Enterprise equipment vendors often tout big design wins from high-profile customers. Recently, Infinera (NASDAQ:INFN), maker of wave-division multiplexing equipment, issued a press release detailing a big achievement for its new Cloud Xpress 2 (CX2) product for data center interconnections -- a design win with Netflix (NASDAQ:NFLX)
Netflix buys Infinera
The fact that Netflix chose Cloud Xpress is a huge vote of confidence in Infinera's technology, no doubt. Netflix is the premier video streaming service, with over 100 million subscribers in 190 countries that stream 125 million hours of programming per day. Streaming all that video requires huge amounts of bandwidth -- exactly what Infinera's products enable. Moreover, Netflix promotes itself as an arbiter of good technology, even ranking internet service providers' (ISP) speed with its ISP Speed Index on its website.
The Cloud Xpress 2 has impressive features, such as 1.2 terabyte-per-second speeds up to 130 kilometers. In addition, the new system contains software-defined features that allow Netflix's engineers to scale capacity as needed with very little provisioning. Given Netflix's huge bandwidth needs, the ability to scale up and down quickly is important so that the company does not have to pay for any more capacity than it needs at a given time.
David Tempkin, Netflix's vice president of global networks, said of the CX2; "The Infinera Cloud Xpress 2 makes it easy to deploy new high-capacity links between our Open Connect content delivery points of presence and quickly scale capacity to match demand."
Hold that buy button
While winning a big customer such as Netflix is a big deal, don't hit that "buy" button just yet. While having impressive technology is great, it does not, by itself, make for a good investment. In contrast, a highly competitive environment and changing industry landscape is actually putting Infinera in a world of hurt right now.
On the company's third-quarter conference call, Infinera management got real about its current predicament, pointing to a number of headwinds:
- 1. Customer consolidation: this is a problem because as customers become bigger, they have a bigger sway over pricing. In addition, problems with a big end-customer can lead to very lumpy and inconsistent results. That's what's currently happening with CenturyLink and Level 3), which are scaling back their capital spending as the two companies focus on integration.
- 2. Price "aggression": As I previously wrote on a piece regarding Infinera competitor Ciena, the wave-division-multiplexing industry is fiercely competitive, and Infinera is not immune to these pricing pressures.
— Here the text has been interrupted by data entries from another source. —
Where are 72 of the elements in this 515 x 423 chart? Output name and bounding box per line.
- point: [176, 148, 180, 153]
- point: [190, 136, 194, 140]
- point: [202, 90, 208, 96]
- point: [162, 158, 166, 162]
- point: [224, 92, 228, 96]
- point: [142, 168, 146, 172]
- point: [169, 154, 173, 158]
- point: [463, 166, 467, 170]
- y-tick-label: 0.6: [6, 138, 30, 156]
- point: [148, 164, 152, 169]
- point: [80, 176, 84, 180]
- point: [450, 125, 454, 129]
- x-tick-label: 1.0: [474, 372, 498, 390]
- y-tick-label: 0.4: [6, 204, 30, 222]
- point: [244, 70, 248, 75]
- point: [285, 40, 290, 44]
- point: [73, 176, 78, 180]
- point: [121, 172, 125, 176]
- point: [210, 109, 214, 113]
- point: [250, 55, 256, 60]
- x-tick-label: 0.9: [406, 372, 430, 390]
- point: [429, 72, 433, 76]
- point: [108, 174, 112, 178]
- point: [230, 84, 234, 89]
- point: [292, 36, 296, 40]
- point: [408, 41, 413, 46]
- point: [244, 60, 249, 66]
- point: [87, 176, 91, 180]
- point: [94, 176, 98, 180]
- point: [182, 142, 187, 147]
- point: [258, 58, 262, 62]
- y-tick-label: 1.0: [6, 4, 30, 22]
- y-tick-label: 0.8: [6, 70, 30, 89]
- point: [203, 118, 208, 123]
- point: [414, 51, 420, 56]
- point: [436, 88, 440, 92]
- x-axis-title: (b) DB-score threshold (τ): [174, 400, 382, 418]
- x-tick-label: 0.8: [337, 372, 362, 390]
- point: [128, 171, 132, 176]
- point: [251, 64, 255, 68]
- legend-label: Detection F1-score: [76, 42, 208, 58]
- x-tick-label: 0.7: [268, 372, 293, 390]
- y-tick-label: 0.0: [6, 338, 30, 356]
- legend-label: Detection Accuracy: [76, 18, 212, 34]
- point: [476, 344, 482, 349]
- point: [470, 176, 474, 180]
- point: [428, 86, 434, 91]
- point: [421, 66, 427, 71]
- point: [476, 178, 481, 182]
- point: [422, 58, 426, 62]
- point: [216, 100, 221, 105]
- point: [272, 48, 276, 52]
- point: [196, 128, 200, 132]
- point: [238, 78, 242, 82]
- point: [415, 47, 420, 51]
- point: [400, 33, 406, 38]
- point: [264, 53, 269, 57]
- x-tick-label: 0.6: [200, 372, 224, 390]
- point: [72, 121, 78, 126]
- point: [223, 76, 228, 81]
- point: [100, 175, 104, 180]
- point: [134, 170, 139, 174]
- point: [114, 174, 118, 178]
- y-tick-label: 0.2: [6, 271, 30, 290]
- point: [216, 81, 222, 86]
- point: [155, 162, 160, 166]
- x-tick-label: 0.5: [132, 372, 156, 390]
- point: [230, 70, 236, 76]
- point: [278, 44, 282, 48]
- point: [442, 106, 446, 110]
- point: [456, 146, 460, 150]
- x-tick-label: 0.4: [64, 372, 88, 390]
- 3. Disaggregation: This is a development affecting many traditional enterprise hardware companies. While buyers of switches and WDM systems used to buy entire integrated systems, software-defined networking has allowed customers to buy merchant silicon components from low-cost vendors that -- combined with advanced software and middleware -- can deliver performance near or even with sophisticated integrated systems. That means that Infinera may have to sell all of its components separately in the future or figure out a new pricing model.
In light of these challenges, Infinera is implementing a cost-reduction program, which it believes can take $40 million out of its operating costs. The program will include, "an R&D remote site closure, a rationalization of products and programs, and a reduction in headcount across all functions of the company." CEO Thomas Fallon believes these measures will allow the company to return to profitability in the second half of 2018.
The company lost $37 million in the third quarter alone, so even if the cost-cutting measures had been implemented ($10 million quarterly), the company would still have been unprofitable. In short, there is a lot of work to do here.
Investors in any company need to assess the competitive landscape and industry dynamics, not just a single product. While landing a big customer is great, being overly dependent on a single customer is not.
While having leading technology is great, it only matters if that allows you to sell for a large profit. And while being a leader one day feels good, changing technologies and dynamics can erode that leadership over time.
Infinera obviously has great technology but it is dealing with all of these pressures right now. That's why investors should take a wait-and-see attitude over the next few quarters at least.
In fact, Fallon put it quite succinctly when he said, "I think that the whole industry right now is trying to figure out the appropriate business model for this new paradigm of open."